Notice that the function substring might take a long time (if the substring is never found) or take very little time (if the substring is found early on). I'd suggest giving substring large strings (both string and substring) and that it not find the substring (or not find it real fast).
There are some obvious optimizations that can speed up the substring function, but the idea is to first profile the code and see for yourself that gprof can provide useful information!
You want the profiling information to include statistics about
libray functions like strlen and strncmp!
This won't happen unless you do something special, the C library is
(by default) a dynamic library and you won't see gprof mention these
functions. The solution to this is to build an executable that does
not rely on dynamic libraries, but instead has all the code it needs
(so a copy of strlen and strcmp are actually included in the
executable).
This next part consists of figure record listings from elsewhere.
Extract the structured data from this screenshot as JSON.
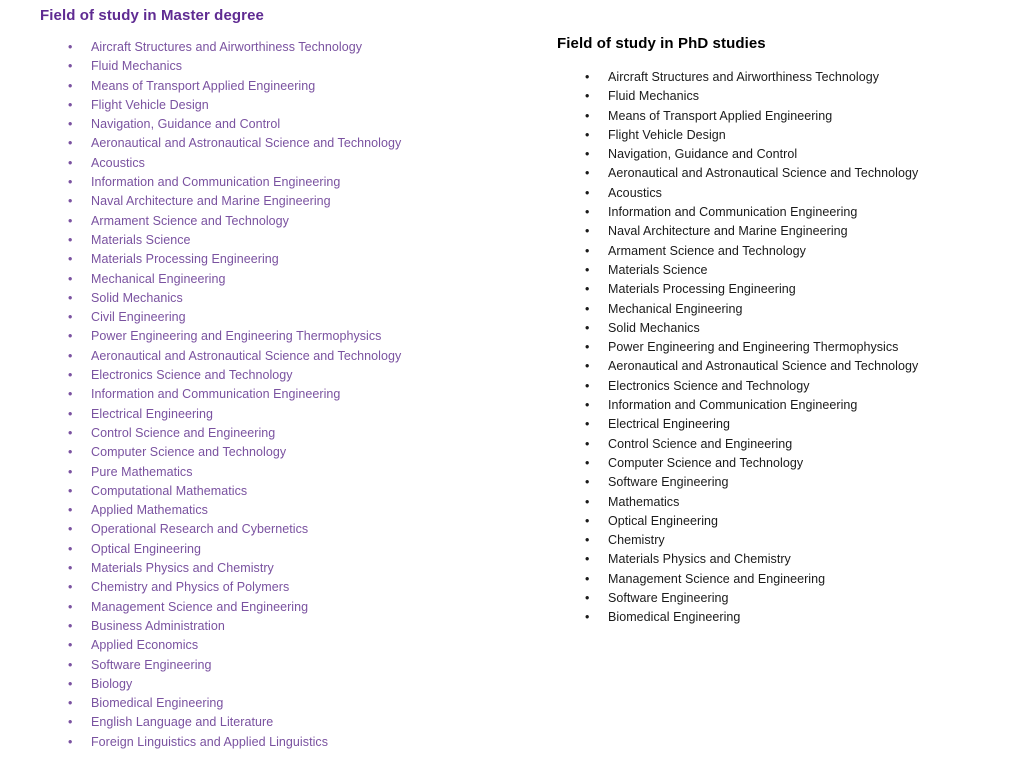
{
  "master_section": {
    "title": "Field of study in Master degree",
    "title_color": "#5f2b92",
    "item_color": "#7a52a0",
    "items": [
      "Aircraft Structures and Airworthiness Technology",
      "Fluid Mechanics",
      "Means of Transport Applied Engineering",
      "Flight Vehicle Design",
      "Navigation, Guidance and Control",
      "Aeronautical and Astronautical Science and Technology",
      "Acoustics",
      "Information and Communication Engineering",
      "Naval Architecture and Marine Engineering",
      "Armament Science and Technology",
      "Materials Science",
      "Materials Processing Engineering",
      "Mechanical Engineering",
      "Solid Mechanics",
      "Civil Engineering",
      "Power Engineering and Engineering Thermophysics",
      "Aeronautical and Astronautical Science and Technology",
      "Electronics Science and Technology",
      "Information and Communication Engineering",
      "Electrical Engineering",
      "Control Science and Engineering",
      "Computer Science and Technology",
      "Pure Mathematics",
      "Computational Mathematics",
      "Applied Mathematics",
      "Operational Research and Cybernetics",
      "Optical Engineering",
      "Materials Physics and Chemistry",
      "Chemistry and Physics of Polymers",
      "Management Science and Engineering",
      "Business Administration",
      "Applied Economics",
      "Software Engineering",
      "Biology",
      "Biomedical Engineering",
      "English Language and Literature",
      "Foreign Linguistics and Applied Linguistics"
    ]
  },
  "phd_section": {
    "title": "Field of study in PhD studies",
    "title_color": "#000000",
    "item_color": "#1a1a1a",
    "items": [
      "Aircraft Structures and Airworthiness Technology",
      "Fluid Mechanics",
      "Means of Transport Applied Engineering",
      "Flight Vehicle Design",
      "Navigation, Guidance and Control",
      "Aeronautical and Astronautical Science and Technology",
      "Acoustics",
      "Information and Communication Engineering",
      "Naval Architecture and Marine Engineering",
      "Armament Science and Technology",
      "Materials Science",
      "Materials Processing Engineering",
      "Mechanical Engineering",
      "Solid Mechanics",
      "Power Engineering and Engineering Thermophysics",
      "Aeronautical and Astronautical Science and Technology",
      "Electronics Science and Technology",
      "Information and Communication Engineering",
      "Electrical Engineering",
      "Control Science and Engineering",
      "Computer Science and Technology",
      "Software Engineering",
      "Mathematics",
      "Optical Engineering",
      "Chemistry",
      "Materials Physics and Chemistry",
      "Management Science and Engineering",
      "Software Engineering",
      "Biomedical Engineering"
    ]
  }
}
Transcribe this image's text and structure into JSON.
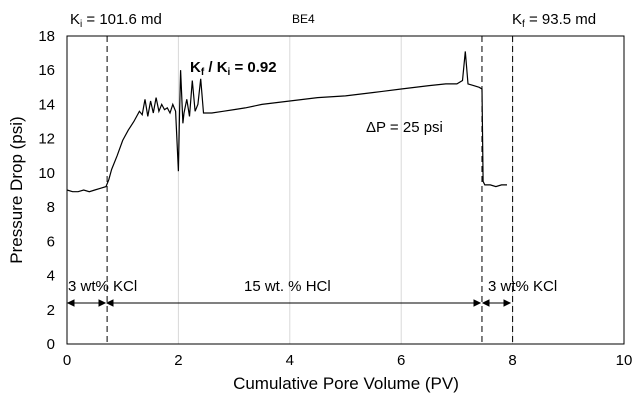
{
  "chart_data": {
    "type": "line",
    "title": "BE4",
    "xlabel": "Cumulative Pore Volume (PV)",
    "ylabel": "Pressure Drop (psi)",
    "xlim": [
      0,
      10
    ],
    "ylim": [
      0,
      18
    ],
    "x_ticks": [
      "0",
      "2",
      "4",
      "6",
      "8",
      "10"
    ],
    "y_ticks": [
      "0",
      "2",
      "4",
      "6",
      "8",
      "10",
      "12",
      "14",
      "16",
      "18"
    ],
    "grid": "vertical gridlines",
    "legend": "none",
    "line_color": "#000000",
    "vlines": [
      0.72,
      7.45,
      8.0
    ],
    "series": [
      {
        "x": [
          0,
          0.1,
          0.2,
          0.3,
          0.4,
          0.5,
          0.6,
          0.7,
          0.75,
          0.8,
          0.9,
          1.0,
          1.1,
          1.2,
          1.3,
          1.35,
          1.4,
          1.45,
          1.5,
          1.55,
          1.6,
          1.65,
          1.7,
          1.75,
          1.8,
          1.85,
          1.9,
          1.95,
          2.0,
          2.02,
          2.04,
          2.08,
          2.1,
          2.15,
          2.2,
          2.25,
          2.3,
          2.35,
          2.4,
          2.45,
          2.5,
          2.6,
          2.8,
          3.0,
          3.2,
          3.5,
          4.0,
          4.5,
          5.0,
          5.5,
          6.0,
          6.5,
          6.8,
          7.0,
          7.1,
          7.15,
          7.2,
          7.3,
          7.4,
          7.45,
          7.47,
          7.5,
          7.6,
          7.7,
          7.8,
          7.9
        ],
        "y": [
          9.0,
          8.9,
          8.9,
          9.0,
          8.9,
          9.0,
          9.1,
          9.2,
          9.6,
          10.2,
          11.0,
          11.9,
          12.5,
          13.0,
          13.6,
          13.4,
          14.3,
          13.3,
          14.2,
          13.5,
          14.4,
          13.6,
          14.0,
          13.7,
          13.8,
          13.5,
          14.0,
          13.6,
          10.1,
          13.4,
          16.0,
          12.9,
          13.5,
          14.3,
          13.3,
          15.4,
          13.6,
          14.0,
          15.5,
          13.5,
          13.5,
          13.5,
          13.6,
          13.7,
          13.8,
          14.0,
          14.2,
          14.4,
          14.5,
          14.7,
          14.9,
          15.1,
          15.2,
          15.2,
          15.4,
          17.1,
          15.2,
          15.1,
          15.0,
          14.9,
          9.5,
          9.3,
          9.3,
          9.2,
          9.3,
          9.3
        ]
      }
    ],
    "annotations": [
      {
        "text": "K",
        "sub": "i",
        "rest": " = 101.6 md"
      },
      {
        "text": "BE4"
      },
      {
        "text": "K",
        "sub": "f",
        "rest": " = 93.5 md"
      },
      {
        "text": "K",
        "sub": "f",
        "rest": " / K",
        "sub2": "i",
        "rest2": " = 0.92"
      },
      {
        "text": "ΔP = 25 psi"
      },
      {
        "text": "3 wt% KCl"
      },
      {
        "text": "15 wt. % HCl"
      },
      {
        "text": "3 wt%  KCl"
      }
    ]
  }
}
You can enable this by passing gcc the
-static command line option:
gcc -static -pg -o substring substring.c
The gprof command has lots of options that control
the output, I'd suggest using gprof -b -T substring to
get a useful summary (a flat summary).
Here is the code you need to profile:
| substring.c |
#include <stdio.h>
/* substring locates a substring sub in a string s.
If the substring is not found, it returns -1.
If the substring is found, it returns the index in s
where the substring is found.
strncmp(s1,s2,n) compares the first n characters of two strings
and returns 0 if they match.
*/
int substring( char *s, char *sub) {
int i;
for (i=0;i<strlen(s);i++) {
if (strncmp(s+i,sub,strlen(sub))==0)
return(i);
}
return(-1);
}
int main(int argc, char **argv) {
int pos;
if (argc<3) {
printf("Usage: substring string sub\n");
exit(1);
}
printf("Looking for %s in %s\n",argv[2],argv[1]);
pos = substring(argv[1],argv[2]);
if (pos==-1)
printf("Not found\n");
else
printf("found at position %d\n",pos);
return(1);
}
|
Once you have profiling working, start trying to optimize the substring function and see how much faster you can make it for your test case(s). Profile the new code and find out where the time is spent as well!